The morning safari is going out earlier, and the afternoon safari is going out later, as the days become noticeably longer. We also don’t need all our layers of clothing when we depart on our morning drives, and we are enjoying sundowners in short-sleeved shirts, instead of rushing to put on the layers the moment the sun starts to dip towards the horizon.
Whilst we have not hit summer yet, already the days are hot, and the evenings cool, not cold. This transitional time of year is actually so lovely, because we have not yet reached the extremes of the summer heat, nor are we exposed to the winter cold… it all feels just right.
The vegetation also indicates that summer is on the way. The branches of trees that have been void of leaves since June, now have the tiniest of green shoots beginning to emerge at their tips. The Red Bushwillows and Silver Cluster-Leaf trees will soon be full and dense again, but luckily for now, we still have good visibility through the almost bare branches.
This makes spotting animals a bit easier, although the gold and grey vegetation allows for them to camouflage incredibly well within their environment. It is quite strange to look around and imagine the place shaded with vibrant green, as it was in summer, and looking back at photographs taken in the rainy season, it’s hard to believe it is the same place.

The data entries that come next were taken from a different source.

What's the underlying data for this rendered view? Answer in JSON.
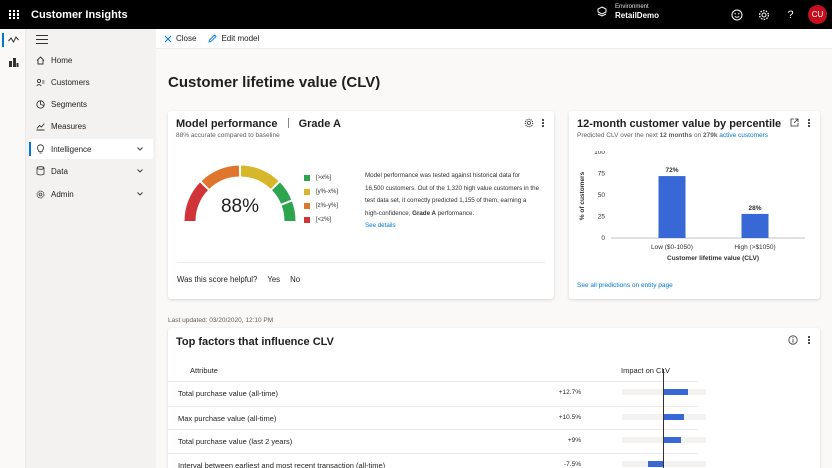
{
  "app": {
    "title": "Customer Insights"
  },
  "environment": {
    "label": "Environment",
    "name": "RetailDemo"
  },
  "user": {
    "initials": "CU"
  },
  "colors": {
    "accent": "#0078d4",
    "avatar": "#c50f1f",
    "bar": "#3867d6"
  },
  "rail": [
    {
      "icon": "insights-icon",
      "active": true
    },
    {
      "icon": "audience-icon",
      "active": false
    }
  ],
  "nav": {
    "items": [
      {
        "label": "Home",
        "icon": "home-icon",
        "expandable": false,
        "selected": false
      },
      {
        "label": "Customers",
        "icon": "customers-icon",
        "expandable": false,
        "selected": false
      },
      {
        "label": "Segments",
        "icon": "segments-icon",
        "expandable": false,
        "selected": false
      },
      {
        "label": "Measures",
        "icon": "measures-icon",
        "expandable": false,
        "selected": false
      },
      {
        "label": "Intelligence",
        "icon": "lightbulb-icon",
        "expandable": true,
        "selected": true
      },
      {
        "label": "Data",
        "icon": "database-icon",
        "expandable": true,
        "selected": false
      },
      {
        "label": "Admin",
        "icon": "gear-icon",
        "expandable": true,
        "selected": false
      }
    ]
  },
  "command_bar": {
    "close": "Close",
    "edit": "Edit model"
  },
  "page": {
    "title": "Customer lifetime value (CLV)"
  },
  "model_performance": {
    "title": "Model performance",
    "grade": "Grade A",
    "subtitle": "88% accurate compared to baseline",
    "gauge_value": "88%",
    "gauge_fraction": 0.88,
    "legend": [
      {
        "label": "[>x%]",
        "color": "#2da44e"
      },
      {
        "label": "[y%-x%]",
        "color": "#d6b72a"
      },
      {
        "label": "[z%-y%]",
        "color": "#e0762e"
      },
      {
        "label": "[<z%]",
        "color": "#d13438"
      }
    ],
    "description_parts": {
      "before": "Model performance was tested against historical data for 16,500 customers. Out of the 1,320 high value customers in the test data set, it correctly predicted 1,155 of them, earning a high-confidence, ",
      "bold": "Grade A",
      "after": " performance."
    },
    "see_details": "See details",
    "helpful_question": "Was this score helpful?",
    "yes": "Yes",
    "no": "No"
  },
  "percentile_card": {
    "title": "12-month customer value by percentile",
    "subtitle_parts": {
      "prefix": "Predicted CLV over the next ",
      "bold_period": "12 months",
      "middle": " on ",
      "bold_count": "279k",
      "space": " ",
      "link": "active customers"
    },
    "footer_link": "See all predictions on entity page"
  },
  "chart_data": {
    "type": "bar",
    "categories": [
      "Low ($0-1050)",
      "High (>$1050)"
    ],
    "values": [
      72,
      28
    ],
    "data_labels": [
      "72%",
      "28%"
    ],
    "xlabel": "Customer lifetime value (CLV)",
    "ylabel": "% of customers",
    "ylim": [
      0,
      100
    ],
    "yticks": [
      "0",
      "25",
      "50",
      "75",
      "100"
    ],
    "grid": false,
    "color": "#3867d6"
  },
  "last_updated": "Last updated: 03/20/2020, 12:10 PM",
  "factors": {
    "title": "Top factors that influence CLV",
    "col_attribute": "Attribute",
    "col_impact": "Impact on CLV",
    "rows": [
      {
        "attribute": "Total purchase value (all-time)",
        "impact_label": "+12.7%",
        "impact": 12.7
      },
      {
        "attribute": "Max purchase value (all-time)",
        "impact_label": "+10.5%",
        "impact": 10.5
      },
      {
        "attribute": "Total purchase value (last 2 years)",
        "impact_label": "+9%",
        "impact": 9
      },
      {
        "attribute": "Interval between earliest and most recent transaction (all-time)",
        "impact_label": "-7.5%",
        "impact": -7.5
      }
    ]
  }
}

Changes to the landscape seem to be moving faster than normal this year. It is perhaps due to the excessive rainfall we received from December to February, associated with the cyclone that passed along the Mozambican coast. As a result of the warmer weather there are other splashes of colour appearing – and I’m not just referring to green shoots. The Knobthorn trees have been blooming for weeks already, with their fluffy, pale yellow inflorescence attracting all the bees and flying insects to them for pollination, resulting in a constant din of buzzing in the bush. More recently, though, we have seen the bright yellow flowers of the Long-tailed Cassia and a few Tree Wisteria with their purple blooms, and we now eagerly await the deep reds of the Weeping Boerbean.
The birding is also due to start picking up as we approach summer. We traditionally have great birding at Sabi Sabi throughout the year, but summer adds another dimension. Now we are seeing the male birds of certain species begin the gradual transformation from their non-breeding plumage – where they are dull and resemble the females – to their much more extravagant breeding plumage, to try and impress their potential mates, as the season arrives. Their calls are also beginning to change as we move into breeding season. Until now, birds have been focused on finding food and nutrients to get them through the dry months, but their priorities will change!
The call of the Greater Honeyguide and the Square-tailed Nightjar are beginning to emerge from the silence, and they will become more common as we move further into spring and summer. We may even see the male Weavers start building their nests, always so prominent in the trees, getting ready for what spring may bring.
Meanwhile, all our migratory birds are currently making their way on their great journey to southern Africa. In fact, it appears that some species have already started arriving, with the Wahlberg’s Eagles soaring over us, their long wings and straight tails already becoming a regular sighting on safaris.
Just like the Wahlberg’s Eagles, we are also happy to have welcomed some other foreign visitors to Sabi Sabi, as travel restrictions have become less severe. The odd American accent or European language can be heard around the fire in the boma, as people enjoy their dinner under the stars. Perhaps it is a sign of change in all aspects of our lives… Just as the birds migrate from the north, crossing the Equator in search of warmer climes, the hope is that humans will follow their lead, and come and see what South Africa has, that keeps everyone coming back for more – and what the South Africans have been enjoying for themselves over the last few months.